With Leaside High School’s 75th anniversary being celebrated this year, Leaside Life is profiling a number of notable members of the school in various positions, as students, teachers, and more, to mark the milestone.
If you were a kid in the 60s, you were born into what most would argue is the greatest decade for rock ‘n roll. The Beatles, The Rolling Stones, The Doors, Jimi Hendrix, Bob Dylan, and Janis Joplin took the world by storm. With no internet or video games, kids listened to a lot of music on the radio, and many dreamed of being rock stars.
For 1982 Leaside High School grad Stephen Stanley, that dream became a reality with huge success in the music business – success which continues to this day.
Stanley’s musical training came initially through guitar lessons starting at 12 at the former Donview Club in Thorncliffe, followed by lessons at Dave Snider Music.
Stanley’s good friend, Howard Porter, remembers their early days together. “As teenagers, there’s no doubt that music was Stephen’s main passion. We’d always be talking about bands or the latest music and we’d listen to records or trade them back and forth. We lived in the same apartment building and I could often hear him practising his guitar through the heating vents. I’m sure the other tenants loved that! As he got more proficient on the guitar he was always searching out friends who he might be able to form a band with. Eventually, hanging out at band rehearsals or recording sessions became a big part of our social life.”
In high school, Stanley played in several bands but opted for drama over music classes and participated in numerous musicals.
Stanley wrote music in his drama classes and remembers the one year when he, Porter, and Tim Kovacks wrote a song, called “The Christmas Haters” (which, he says, is ironic considering how much he loves Christmas). He laughs remembering Kovacks accidentally kicking out a power cord, blowing their performance.

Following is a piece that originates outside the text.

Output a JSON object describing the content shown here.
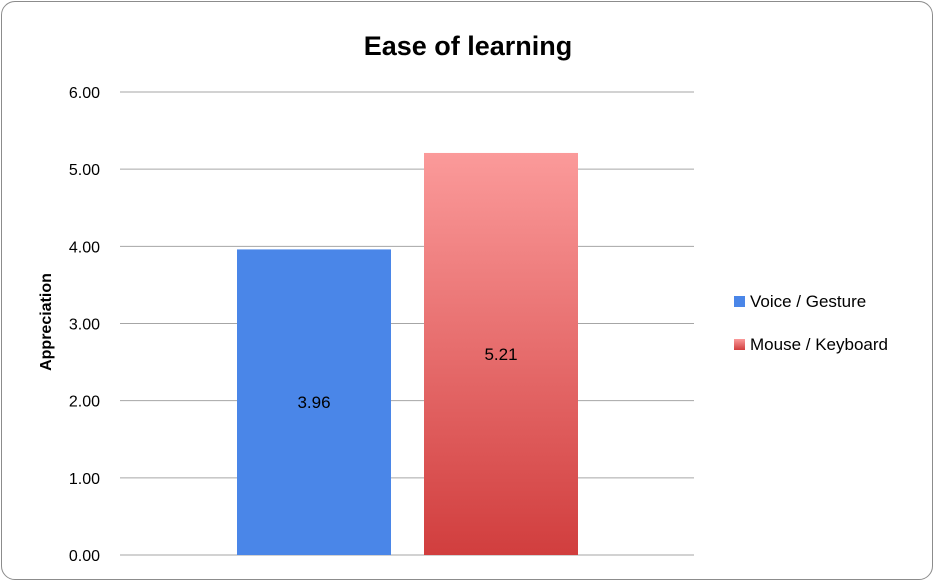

But this incident was a funny but tiny blip on his music path. While studying at the University of Toronto, Stanley worked as an usher at Massey Hall and has memories of watching incredible musicians and bands including Bob Dylan, The Police, The Squeeze, and many more.
In 1986, Stanley formed the band Popular Front with Ron Hawkins and David Alexander. With the addition of John Arnott in 1990, the band Lowest of the Low was born.
The band was a quick success, drawing instant adulation on the city’s club circuit, and became one of Canada’s most popular indie rock bands. In 1991, they released their debut album, “Shakespeare, My Butt,” with iconic songs such as “Salesmen, Cheats and Liars,” and “Bleed a Little While Tonight,” being played on the airwaves to this day. The album was named one of the top-10 in Canadian music history as voted by readers of Chart magazine.
The band produced three more albums, was inducted into the Canadian Indie Music Hall of Fame in 2008, and was awarded gold records for “Shakespeare, My Butt.”
In 2010, the band toured to celebrate the 20th anniversary of their hit album, selling out shows, including one at Massey Hall, where Stanley had spent so many years as an usher.
In 2013, Stanley left the group and, in 2015, formed the Stephen Stanley Band, which released its first album, Jimmy & The Moon, in 2017. The album has garnered much acclaim in the press and with audiences around the world. They were invited to play in Germany in 2018 and subsequently toured the UK and Ireland.
For Stanley, it’s the “lyrics and themes which are the most important.” The songs resonate with emotion, rock, and jangle, which will hook you in right from the start.
Brent Jensen, the band’s manager, says of Stanley that “I think everyone should be so lucky as to experience his raw, genuine talent” and describes him as “a warm, humble, and sincere person.”